When setting forth to remake a film like John Carpenter's 1982 terrifying classic The Thing, you're treading on thin ice. Despite itself being a remake of a 1958 film (that film was based on a short story, as well), Carpenter's Thing is a masterpiece of horror, a completely numbing experience full of dread, tension, and unbelievably frightening practical special effects. The question of why any studio would bother messing with a good thing is an easy one to answer (because money, stupid), but in the absence of reason, one must then look to how one goes about making such a near-perfect film again for a modern audience.
The wrong way to go about it would be to CG-up the monster to the point of absurdity, rush the pacing so as to kill the masterful tension of the original, and add in a bunch of cheap, slasher-film quality jump scares because that's all that passes for horror nowadays. The right way would perhaps be to pay reverence to the original film by acknowledging its existence, playing into that film's original plot in fun and interesting ways, and maybe even making some delightful references to the best, and most disgusting deaths in the first movie. This 2011 The Thing essentially goes both ways, trying to both pay homage to a classic and relying too heavily on the cheap tricks of the modern horror trade. It's a confused mishmash of slow-paced horror and obnoxious modern ticks that amount to a passable, if mostly insubstantial attempt at crafting something beyond the scope of every other monster flick you've seen in the last few years.
The premise is at least a good one. This Thing begins a short period before Carpenter's Thing does, with a group of Norwegian scientists discovering a massive spaceship hidden beneath the ice of Antarctica, and inside it, a live specimen of...well, something. Presumably because someone didn't think a movie full of bearded Norwegian men would play to a mainstream American audience, a comely young Columbia palentologist (Scott Pilgrim's Mary Elizabeth Winstead) is recruited to fly down and see what's going on. She's joined by a pair of American helicopter pilots (Joel Edgerton and Adewale Akinnuoye-Agbaje), and an antagonistically egotistical scientist (Ulrich Thomsen), whose obsession with being the discoverer of this find trumps all manner of logic and reason.

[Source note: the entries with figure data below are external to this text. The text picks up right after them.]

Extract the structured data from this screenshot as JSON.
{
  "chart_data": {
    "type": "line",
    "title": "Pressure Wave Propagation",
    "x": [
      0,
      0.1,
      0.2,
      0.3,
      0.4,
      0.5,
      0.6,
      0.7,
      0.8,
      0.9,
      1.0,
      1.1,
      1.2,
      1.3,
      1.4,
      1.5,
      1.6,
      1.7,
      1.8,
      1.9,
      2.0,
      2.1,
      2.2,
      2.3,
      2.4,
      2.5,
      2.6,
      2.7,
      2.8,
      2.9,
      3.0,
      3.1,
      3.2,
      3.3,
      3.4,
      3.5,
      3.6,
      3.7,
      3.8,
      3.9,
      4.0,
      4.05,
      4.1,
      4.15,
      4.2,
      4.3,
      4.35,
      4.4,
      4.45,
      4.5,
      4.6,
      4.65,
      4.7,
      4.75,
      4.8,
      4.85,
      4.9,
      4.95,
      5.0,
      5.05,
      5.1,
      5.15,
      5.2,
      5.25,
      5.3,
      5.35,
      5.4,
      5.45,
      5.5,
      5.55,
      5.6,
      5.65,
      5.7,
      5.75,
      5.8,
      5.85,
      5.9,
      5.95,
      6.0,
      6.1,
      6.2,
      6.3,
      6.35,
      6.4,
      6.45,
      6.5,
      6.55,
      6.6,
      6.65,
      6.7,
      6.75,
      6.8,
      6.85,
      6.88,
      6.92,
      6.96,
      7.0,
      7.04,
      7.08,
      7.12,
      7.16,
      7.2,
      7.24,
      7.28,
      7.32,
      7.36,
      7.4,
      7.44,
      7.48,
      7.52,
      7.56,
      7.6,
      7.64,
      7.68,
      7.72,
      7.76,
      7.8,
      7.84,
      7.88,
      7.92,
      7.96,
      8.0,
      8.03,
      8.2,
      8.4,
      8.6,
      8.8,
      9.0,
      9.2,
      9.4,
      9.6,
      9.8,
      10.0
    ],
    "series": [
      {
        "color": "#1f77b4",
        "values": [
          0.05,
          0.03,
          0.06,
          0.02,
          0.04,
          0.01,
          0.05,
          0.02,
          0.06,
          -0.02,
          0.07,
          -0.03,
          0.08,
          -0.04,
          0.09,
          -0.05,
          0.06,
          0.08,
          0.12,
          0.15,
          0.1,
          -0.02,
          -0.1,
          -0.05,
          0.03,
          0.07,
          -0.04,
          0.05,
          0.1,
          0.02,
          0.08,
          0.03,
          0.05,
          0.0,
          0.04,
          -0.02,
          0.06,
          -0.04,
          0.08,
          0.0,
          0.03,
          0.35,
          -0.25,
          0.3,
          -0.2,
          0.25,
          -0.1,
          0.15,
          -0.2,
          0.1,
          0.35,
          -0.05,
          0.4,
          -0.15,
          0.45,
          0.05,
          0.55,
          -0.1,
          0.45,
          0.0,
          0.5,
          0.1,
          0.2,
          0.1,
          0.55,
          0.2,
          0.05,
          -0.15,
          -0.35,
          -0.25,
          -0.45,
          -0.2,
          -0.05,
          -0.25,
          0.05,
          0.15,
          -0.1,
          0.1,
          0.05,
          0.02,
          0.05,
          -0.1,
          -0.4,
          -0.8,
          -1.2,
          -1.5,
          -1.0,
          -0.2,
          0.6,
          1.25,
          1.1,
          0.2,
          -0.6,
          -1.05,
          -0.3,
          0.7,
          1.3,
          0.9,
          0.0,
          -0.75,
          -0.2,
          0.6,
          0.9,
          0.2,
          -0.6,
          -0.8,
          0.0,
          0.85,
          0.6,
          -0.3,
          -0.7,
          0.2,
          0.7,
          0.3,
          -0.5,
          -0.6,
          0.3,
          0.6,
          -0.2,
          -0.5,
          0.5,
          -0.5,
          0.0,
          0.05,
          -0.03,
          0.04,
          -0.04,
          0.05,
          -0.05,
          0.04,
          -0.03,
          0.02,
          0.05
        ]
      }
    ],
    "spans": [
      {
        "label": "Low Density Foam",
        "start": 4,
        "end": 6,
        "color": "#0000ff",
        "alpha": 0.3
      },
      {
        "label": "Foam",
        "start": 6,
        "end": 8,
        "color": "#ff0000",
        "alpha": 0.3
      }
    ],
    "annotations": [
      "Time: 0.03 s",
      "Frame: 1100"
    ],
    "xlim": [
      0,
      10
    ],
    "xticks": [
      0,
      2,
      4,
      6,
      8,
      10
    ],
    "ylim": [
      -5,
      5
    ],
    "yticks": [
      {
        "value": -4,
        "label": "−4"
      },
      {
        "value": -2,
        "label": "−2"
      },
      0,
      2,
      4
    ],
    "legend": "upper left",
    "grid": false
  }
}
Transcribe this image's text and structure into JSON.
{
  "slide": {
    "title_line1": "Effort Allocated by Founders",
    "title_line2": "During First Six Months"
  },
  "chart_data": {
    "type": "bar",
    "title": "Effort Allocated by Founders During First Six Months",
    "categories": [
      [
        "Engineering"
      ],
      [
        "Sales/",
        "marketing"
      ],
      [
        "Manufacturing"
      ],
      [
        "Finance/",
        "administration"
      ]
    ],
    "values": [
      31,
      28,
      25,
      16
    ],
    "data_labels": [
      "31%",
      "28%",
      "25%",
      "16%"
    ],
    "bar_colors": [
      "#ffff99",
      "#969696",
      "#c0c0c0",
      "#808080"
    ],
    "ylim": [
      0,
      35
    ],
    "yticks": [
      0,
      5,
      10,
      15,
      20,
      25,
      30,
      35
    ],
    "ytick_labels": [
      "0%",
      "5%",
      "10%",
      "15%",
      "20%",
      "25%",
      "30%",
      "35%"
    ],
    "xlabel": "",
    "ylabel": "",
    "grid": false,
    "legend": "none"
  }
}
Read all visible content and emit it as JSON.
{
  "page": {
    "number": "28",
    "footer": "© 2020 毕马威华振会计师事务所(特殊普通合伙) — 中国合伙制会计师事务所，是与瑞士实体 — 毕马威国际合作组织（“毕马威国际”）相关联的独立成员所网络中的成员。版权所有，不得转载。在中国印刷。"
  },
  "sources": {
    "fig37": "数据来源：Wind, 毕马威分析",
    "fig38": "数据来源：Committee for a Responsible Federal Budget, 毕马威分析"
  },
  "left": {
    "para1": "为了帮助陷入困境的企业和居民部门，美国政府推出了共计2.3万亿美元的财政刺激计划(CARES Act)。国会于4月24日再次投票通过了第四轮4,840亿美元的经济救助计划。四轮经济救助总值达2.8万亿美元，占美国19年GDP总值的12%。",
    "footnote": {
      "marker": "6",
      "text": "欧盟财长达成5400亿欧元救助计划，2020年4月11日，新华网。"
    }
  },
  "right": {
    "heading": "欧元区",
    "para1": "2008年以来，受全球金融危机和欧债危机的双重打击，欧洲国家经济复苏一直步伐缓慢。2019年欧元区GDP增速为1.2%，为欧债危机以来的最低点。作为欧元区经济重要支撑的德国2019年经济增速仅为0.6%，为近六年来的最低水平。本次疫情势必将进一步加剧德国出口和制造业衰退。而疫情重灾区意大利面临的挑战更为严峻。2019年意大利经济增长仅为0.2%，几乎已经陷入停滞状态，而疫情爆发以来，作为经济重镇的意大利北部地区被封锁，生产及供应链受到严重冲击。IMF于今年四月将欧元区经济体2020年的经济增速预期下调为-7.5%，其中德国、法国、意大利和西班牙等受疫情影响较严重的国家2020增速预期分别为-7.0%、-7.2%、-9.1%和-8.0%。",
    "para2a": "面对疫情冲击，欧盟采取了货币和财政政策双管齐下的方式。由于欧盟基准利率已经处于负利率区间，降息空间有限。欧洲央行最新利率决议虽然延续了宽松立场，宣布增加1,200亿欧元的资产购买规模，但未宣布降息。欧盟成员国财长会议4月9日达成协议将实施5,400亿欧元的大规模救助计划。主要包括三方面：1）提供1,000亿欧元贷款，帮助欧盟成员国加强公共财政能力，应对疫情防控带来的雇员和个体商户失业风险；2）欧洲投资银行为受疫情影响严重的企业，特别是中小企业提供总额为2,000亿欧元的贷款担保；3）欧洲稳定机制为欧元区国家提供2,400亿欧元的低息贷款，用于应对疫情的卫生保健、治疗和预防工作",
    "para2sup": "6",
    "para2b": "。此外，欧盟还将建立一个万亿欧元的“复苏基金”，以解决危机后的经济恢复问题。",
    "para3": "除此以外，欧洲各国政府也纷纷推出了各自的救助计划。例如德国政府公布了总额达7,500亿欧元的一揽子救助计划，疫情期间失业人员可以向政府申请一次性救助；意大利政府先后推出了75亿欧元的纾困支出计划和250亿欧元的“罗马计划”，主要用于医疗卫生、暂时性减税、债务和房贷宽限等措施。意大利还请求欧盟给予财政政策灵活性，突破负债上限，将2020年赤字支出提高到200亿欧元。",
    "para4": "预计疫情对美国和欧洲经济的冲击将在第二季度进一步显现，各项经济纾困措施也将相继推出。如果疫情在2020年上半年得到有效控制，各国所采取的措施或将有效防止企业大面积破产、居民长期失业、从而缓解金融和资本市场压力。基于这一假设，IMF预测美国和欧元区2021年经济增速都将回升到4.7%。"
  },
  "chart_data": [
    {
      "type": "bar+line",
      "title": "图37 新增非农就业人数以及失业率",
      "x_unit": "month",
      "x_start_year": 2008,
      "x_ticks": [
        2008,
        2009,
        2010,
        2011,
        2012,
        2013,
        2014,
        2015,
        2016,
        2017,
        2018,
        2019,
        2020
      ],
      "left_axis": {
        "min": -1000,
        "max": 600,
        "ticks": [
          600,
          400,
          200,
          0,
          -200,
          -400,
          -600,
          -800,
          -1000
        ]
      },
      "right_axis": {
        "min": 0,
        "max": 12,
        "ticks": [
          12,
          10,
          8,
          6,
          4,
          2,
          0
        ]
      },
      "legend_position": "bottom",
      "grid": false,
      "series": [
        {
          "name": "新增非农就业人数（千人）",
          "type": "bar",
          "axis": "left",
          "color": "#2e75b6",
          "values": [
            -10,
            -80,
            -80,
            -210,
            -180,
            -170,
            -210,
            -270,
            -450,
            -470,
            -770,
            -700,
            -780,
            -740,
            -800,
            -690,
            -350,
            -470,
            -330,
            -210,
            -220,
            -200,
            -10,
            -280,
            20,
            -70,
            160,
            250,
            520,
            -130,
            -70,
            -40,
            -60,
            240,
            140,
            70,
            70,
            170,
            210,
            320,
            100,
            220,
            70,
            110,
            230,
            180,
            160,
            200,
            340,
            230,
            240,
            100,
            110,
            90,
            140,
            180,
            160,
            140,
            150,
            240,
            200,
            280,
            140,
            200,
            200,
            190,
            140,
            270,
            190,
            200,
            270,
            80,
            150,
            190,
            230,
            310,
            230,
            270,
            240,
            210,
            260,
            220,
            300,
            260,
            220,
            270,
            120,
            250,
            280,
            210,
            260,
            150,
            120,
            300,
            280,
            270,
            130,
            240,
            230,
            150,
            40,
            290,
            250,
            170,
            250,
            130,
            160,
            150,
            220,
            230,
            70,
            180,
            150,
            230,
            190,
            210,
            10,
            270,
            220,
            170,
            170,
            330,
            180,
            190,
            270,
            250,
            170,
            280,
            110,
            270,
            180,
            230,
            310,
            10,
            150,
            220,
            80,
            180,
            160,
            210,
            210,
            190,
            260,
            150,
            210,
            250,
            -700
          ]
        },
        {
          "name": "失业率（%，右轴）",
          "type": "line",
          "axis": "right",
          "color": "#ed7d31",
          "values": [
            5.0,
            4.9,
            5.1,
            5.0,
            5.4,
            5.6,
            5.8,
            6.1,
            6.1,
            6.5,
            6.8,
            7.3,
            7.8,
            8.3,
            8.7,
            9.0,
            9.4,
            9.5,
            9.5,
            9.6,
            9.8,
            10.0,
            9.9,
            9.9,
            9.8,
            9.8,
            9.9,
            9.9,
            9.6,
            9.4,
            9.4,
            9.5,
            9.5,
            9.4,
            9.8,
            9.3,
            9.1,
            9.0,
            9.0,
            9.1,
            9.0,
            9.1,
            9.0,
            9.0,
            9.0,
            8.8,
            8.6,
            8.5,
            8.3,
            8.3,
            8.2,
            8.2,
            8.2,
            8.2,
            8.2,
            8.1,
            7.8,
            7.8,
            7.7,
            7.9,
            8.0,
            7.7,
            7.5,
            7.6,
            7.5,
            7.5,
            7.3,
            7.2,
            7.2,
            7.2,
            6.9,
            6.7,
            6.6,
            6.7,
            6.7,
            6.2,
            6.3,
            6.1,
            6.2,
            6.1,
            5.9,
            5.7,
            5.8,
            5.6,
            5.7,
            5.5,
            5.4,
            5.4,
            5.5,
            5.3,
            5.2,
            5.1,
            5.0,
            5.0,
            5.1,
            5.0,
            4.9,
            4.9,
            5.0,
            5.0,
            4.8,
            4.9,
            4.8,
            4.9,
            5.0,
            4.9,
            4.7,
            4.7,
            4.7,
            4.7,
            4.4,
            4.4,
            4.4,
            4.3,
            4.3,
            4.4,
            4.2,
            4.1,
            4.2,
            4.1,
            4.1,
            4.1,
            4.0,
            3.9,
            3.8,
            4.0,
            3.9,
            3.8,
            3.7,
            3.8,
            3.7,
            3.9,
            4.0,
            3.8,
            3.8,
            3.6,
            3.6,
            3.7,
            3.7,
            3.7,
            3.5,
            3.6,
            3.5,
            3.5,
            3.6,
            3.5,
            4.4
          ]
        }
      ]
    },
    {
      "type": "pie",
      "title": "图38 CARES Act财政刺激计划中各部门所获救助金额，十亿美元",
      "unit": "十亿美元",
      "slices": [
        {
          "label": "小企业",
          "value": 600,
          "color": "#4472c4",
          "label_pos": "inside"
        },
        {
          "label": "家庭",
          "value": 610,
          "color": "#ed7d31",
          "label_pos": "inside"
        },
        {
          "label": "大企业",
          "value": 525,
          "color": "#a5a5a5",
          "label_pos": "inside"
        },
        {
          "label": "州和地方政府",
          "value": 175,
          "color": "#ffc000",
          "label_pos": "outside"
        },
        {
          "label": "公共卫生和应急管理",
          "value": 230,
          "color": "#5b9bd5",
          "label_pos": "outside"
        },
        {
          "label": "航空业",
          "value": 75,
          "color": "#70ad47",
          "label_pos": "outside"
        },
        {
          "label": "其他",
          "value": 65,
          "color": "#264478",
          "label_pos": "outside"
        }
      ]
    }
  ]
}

That said, he's one of those characters you look forward to watching die a horrible death. Unfortunately, there's a few too many of them here. Whereas the original Thing had great actors like Kurt Russell, Keith David, Wilford Brimley, and Donald Moffat exuding an intoxicating mixture of unchecked manliness and sheer terror, here we are mostly treated to a shockingly sleepy, mostly uninteresting crew of generally personality-less husks. Edgerton's not bad, and Winstead has moments, but you never grow to legitimately care if any of these people live or die. Then again, considering the way the 1982 film kicked off, the notion that any of these people might survive seems ludicrous. At the same time, you should still feel something for them.
At least when they are dispatched, they are dispatched in appropriately dysmorphic and disgusting fashion. Director Matthijs van Heijningen Jr. has no qualms about dishing out the gore in hefty doses, though he mostly does it with heavy globs of CG. The monster was rarely seen full on in the 1982 film. More often, we'd get glimpses of its true nastiness as people and dogs began to change horribly. Heijningen spends too much time showing us too much of the monster, and as a result the payoff toward the end isn't nearly as effective. Still, as someone who likes creative gore, I appreciated the sheer variety of ways in which people's bodies were twisted and broken for our amusement. Unsurprisingly, the best moments come where the CG is less prominent.
If there's any significant issue with that aspect of the film, it's largely how the script goes about setting all those gruesome deaths up. One of the best aspects of Carpenter's film was how seemingly accidental many of the deaths ended up being. The creature wasn't some stalking serial killer of a monster, but rather an animal acting on some kind of defensive instinct. Any time someone was seen being attacked in the 1982 movie, it was a result of someone discovering its hidden identity, and responding violently. Here, the monster stalks, and stalks, and stalks, constantly hunting everyone down like a slasher film bad guy. It seems less bent on survival than just killing everyone in sight.
That results in a few too many weak jump scares for comfort, often resulting in a break up of an otherwise dread-filled scene. The Thing had maybe two or three real jump scares to speak of, and they came out of nowhere. Here, they're predictable, and rarely anything more than a big loud noise meant to startle the character and, by proxy, the audience. It's cheap shit, and sacrifices too much of the dreadful atmosphere.
That atmosphere is something Heijningen manages to cultivate well enough at times, especially in some of the colder, emptier spaces where characters suddenly find themselves alone with nowhere to go. Regrettably, too many of those moments are interrupted by yet another big, loud monster thing shrieking obnoxiously or a character you don't much care for spending way too much time explaining something to someone else when they very clearly should be running the hell away. At its best, The Thing shows flashes of understanding of its predecessor's best qualities, but too often those flashes are obscured by lazy, hacky concepts that have pervasively killed horror movie after horror movie over the last decade. This Thing won't taint your love of John Carpenter's Thing, but it won't do much to aid it, either.